REVIEW The Walking Dead 712 – “Say Yes”

I wasn’t ready for this week’s episode of The Walking Dead — mostly because I wanted something more like last week.


The hour is mostly concerned with showing us what happens on a supply run — territory we’ve covered several times this season (and the series as a whole). It’s a zombie rom-com romp with Rick and Michonne. Some lines and moments are incredibly goofy; the tone was insanely flat for me.

The cold open, however, is an incredible series of images set mostly to no sound at all. It’s primal and engaging, but I could shake the nagging feeling that we were moving backwards after last week’s shivering momentum towards something fresh and new.

The episode looks surprisingly artful, lingering on certain camera angles and not cutting as firmly as the show does normally.

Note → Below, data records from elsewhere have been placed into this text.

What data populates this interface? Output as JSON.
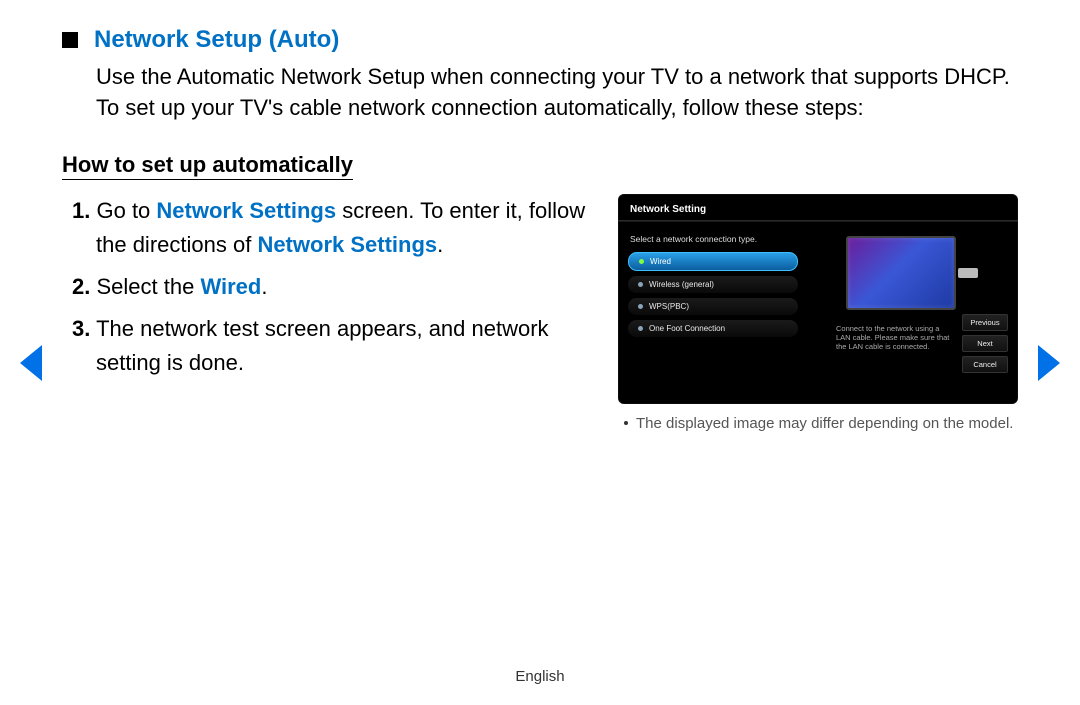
{
  "section": {
    "title": "Network Setup (Auto)",
    "intro": "Use the Automatic Network Setup when connecting your TV to a network that supports DHCP. To set up your TV's cable network connection automatically, follow these steps:",
    "subheading": "How to set up automatically"
  },
  "steps": {
    "s1_num": "1.",
    "s1_a": "Go to ",
    "s1_link1": "Network Settings",
    "s1_b": " screen. To enter it, follow the directions of ",
    "s1_link2": "Network Settings",
    "s1_c": ".",
    "s2_num": "2.",
    "s2_a": "Select the ",
    "s2_link": "Wired",
    "s2_b": ".",
    "s3_num": "3.",
    "s3_text": "The network test screen appears, and network setting is done."
  },
  "tv": {
    "title": "Network Setting",
    "instruction": "Select a network connection type.",
    "options": [
      {
        "label": "Wired",
        "selected": true
      },
      {
        "label": "Wireless (general)",
        "selected": false
      },
      {
        "label": "WPS(PBC)",
        "selected": false
      },
      {
        "label": "One Foot Connection",
        "selected": false
      }
    ],
    "desc": "Connect to the network using a LAN cable. Please make sure that the LAN cable is connected.",
    "buttons": {
      "prev": "Previous",
      "next": "Next",
      "cancel": "Cancel"
    }
  },
  "caption": "The displayed image may differ depending on the model.",
  "footer": "English"
}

Directed by Greg Nicotero, this episode has more in common with season 5’s farewell to Tyreese than any episode of late. However, the written word doesn’t complement this style of directing whatsoever. The writing is predictably hollow at this point in the season as the plot piddles closer to the end of the “arc.”

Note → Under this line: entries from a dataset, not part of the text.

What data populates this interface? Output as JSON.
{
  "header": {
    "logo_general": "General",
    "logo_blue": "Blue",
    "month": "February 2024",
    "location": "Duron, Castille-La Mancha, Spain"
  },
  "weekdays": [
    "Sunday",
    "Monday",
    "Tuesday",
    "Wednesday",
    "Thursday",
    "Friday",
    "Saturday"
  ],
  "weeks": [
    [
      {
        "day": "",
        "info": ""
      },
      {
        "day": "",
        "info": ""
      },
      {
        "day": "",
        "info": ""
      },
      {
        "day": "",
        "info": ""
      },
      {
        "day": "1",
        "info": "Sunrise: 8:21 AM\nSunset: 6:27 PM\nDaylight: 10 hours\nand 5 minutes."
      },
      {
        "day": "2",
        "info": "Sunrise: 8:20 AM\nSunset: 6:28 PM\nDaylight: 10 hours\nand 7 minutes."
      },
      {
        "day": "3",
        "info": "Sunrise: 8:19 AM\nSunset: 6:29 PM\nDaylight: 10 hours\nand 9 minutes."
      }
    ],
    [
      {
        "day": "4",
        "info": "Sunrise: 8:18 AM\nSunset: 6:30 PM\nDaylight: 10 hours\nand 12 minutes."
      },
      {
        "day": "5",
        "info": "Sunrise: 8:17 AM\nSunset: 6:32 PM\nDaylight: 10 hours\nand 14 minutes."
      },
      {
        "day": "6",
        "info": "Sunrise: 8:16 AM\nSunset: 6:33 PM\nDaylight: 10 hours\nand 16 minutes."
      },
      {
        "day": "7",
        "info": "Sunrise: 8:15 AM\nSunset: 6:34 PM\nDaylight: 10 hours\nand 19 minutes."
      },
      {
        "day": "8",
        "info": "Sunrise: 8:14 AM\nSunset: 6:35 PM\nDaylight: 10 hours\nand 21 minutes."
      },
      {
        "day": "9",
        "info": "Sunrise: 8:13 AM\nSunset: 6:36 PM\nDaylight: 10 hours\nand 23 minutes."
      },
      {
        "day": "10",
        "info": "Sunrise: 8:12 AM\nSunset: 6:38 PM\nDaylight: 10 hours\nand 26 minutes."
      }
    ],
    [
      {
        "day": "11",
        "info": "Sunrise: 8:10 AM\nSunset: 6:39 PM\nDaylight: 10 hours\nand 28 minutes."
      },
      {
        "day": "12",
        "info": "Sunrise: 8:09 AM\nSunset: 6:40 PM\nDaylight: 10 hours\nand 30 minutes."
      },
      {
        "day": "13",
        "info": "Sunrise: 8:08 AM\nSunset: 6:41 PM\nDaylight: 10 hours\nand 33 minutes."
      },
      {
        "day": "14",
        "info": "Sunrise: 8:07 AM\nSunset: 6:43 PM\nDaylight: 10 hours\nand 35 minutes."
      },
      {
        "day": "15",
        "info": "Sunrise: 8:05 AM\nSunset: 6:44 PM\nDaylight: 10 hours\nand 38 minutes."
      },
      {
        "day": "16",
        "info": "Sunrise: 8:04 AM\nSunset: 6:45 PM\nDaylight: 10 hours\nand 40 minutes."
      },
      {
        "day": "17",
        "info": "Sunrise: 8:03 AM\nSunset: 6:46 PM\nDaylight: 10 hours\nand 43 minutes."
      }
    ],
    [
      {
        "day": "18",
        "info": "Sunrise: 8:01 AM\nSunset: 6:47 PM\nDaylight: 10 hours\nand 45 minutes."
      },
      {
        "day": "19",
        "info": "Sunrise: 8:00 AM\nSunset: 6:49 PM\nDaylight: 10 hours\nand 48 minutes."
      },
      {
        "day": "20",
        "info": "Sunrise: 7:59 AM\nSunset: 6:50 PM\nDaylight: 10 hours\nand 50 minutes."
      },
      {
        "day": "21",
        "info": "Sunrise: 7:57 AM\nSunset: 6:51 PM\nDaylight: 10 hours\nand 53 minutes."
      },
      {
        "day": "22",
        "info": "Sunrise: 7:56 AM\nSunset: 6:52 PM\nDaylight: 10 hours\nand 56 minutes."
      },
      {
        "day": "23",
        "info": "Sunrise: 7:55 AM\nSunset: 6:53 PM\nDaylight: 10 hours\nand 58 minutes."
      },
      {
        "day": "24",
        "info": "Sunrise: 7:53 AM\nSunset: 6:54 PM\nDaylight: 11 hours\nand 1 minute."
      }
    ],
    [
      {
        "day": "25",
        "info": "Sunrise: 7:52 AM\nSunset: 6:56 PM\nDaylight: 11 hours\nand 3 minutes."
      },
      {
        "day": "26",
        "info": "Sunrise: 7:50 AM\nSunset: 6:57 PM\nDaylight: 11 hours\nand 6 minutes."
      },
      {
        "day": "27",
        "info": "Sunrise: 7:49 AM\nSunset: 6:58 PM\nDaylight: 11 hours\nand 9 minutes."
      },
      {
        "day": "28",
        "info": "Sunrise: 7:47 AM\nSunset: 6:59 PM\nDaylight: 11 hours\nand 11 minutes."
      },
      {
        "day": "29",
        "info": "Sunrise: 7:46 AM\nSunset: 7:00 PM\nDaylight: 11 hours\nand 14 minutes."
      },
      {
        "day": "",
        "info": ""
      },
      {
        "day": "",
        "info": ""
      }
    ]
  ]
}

Once the episode gets to the carnival scenario, it’s at least visually different than anything we’ve ever seen previously on the show. A place like this would’ve been the perfect time to inject humor into the season and add a bit of levity with a small piece of the cast. Instead, it’s just a backdrop for the show to meet its “walker kill quota”.

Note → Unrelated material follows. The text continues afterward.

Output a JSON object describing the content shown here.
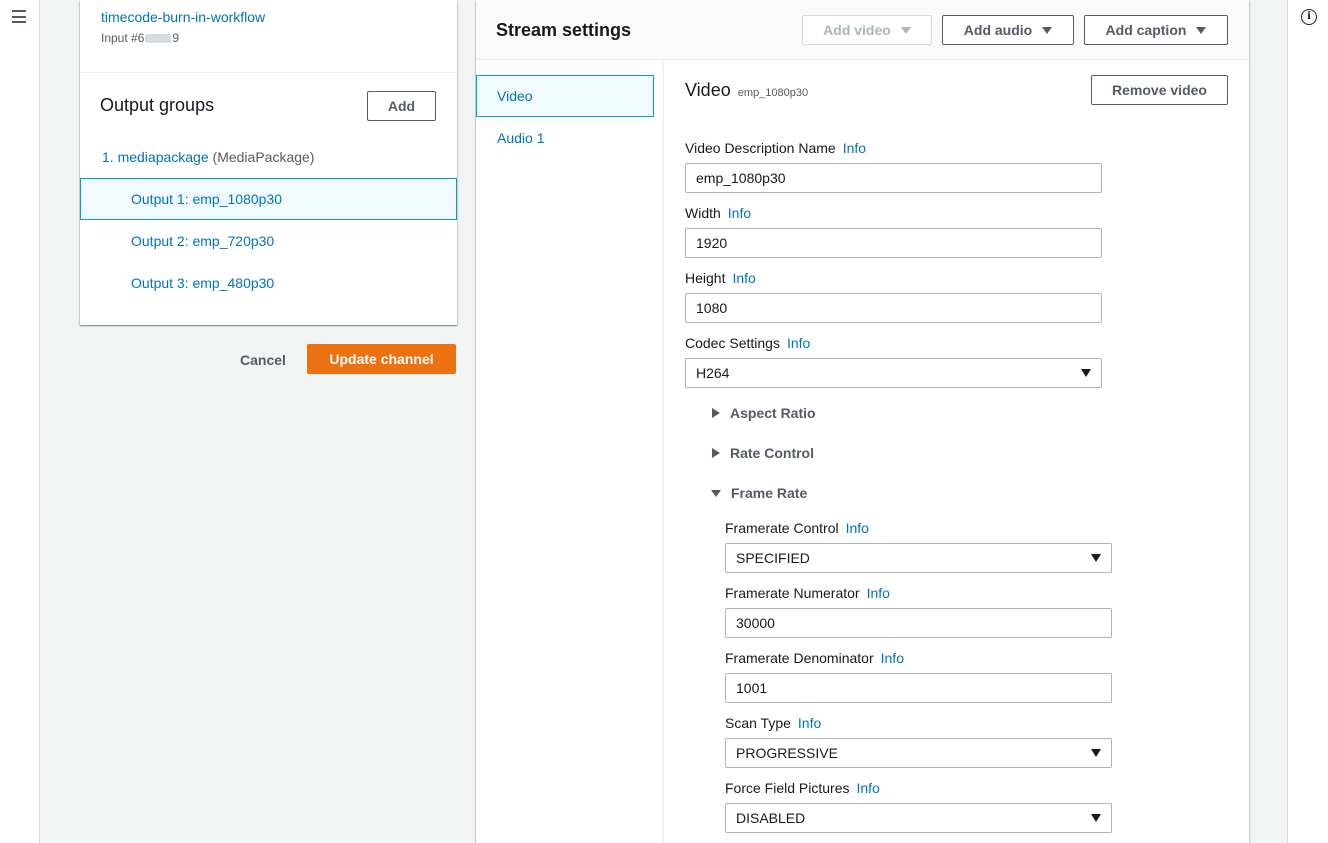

(Random aside: what the heck was up with that weird looking CGI deer at the carnival? Jeez, I knew Shiva sap the budget, but I didn’t think she’d drain it dry.)

Normally, I’d welcome such a subdued episode. These are the kind of moments I’d gush about and say, “this is why I love this show”. While “Say Yes” places some characters in unfamiliar situations and we see conversations between people who seldom interact on-screen, the storytelling is empty and vapid. The powers that be even go as far to offer a ridiculous fake-out death, further proving that the show has lost all respect for the hardcore viewer.

I liked the callback during the segment where Rick and the gang visit the Trash Bag Jedi again. It ties in directly to the title of the episode and is the sole redeeming tiny scene. Even that moment is sadly forgettable in context of the full hour. This is the worst “back half” I’ve ever witnessed in TWD history. Historically, the show has been able to course correct any sort of misstep in the season — leaving me anxious and excited for what’s to come. It will be nothing short of a miracle if I continue watching past the season 7 finale.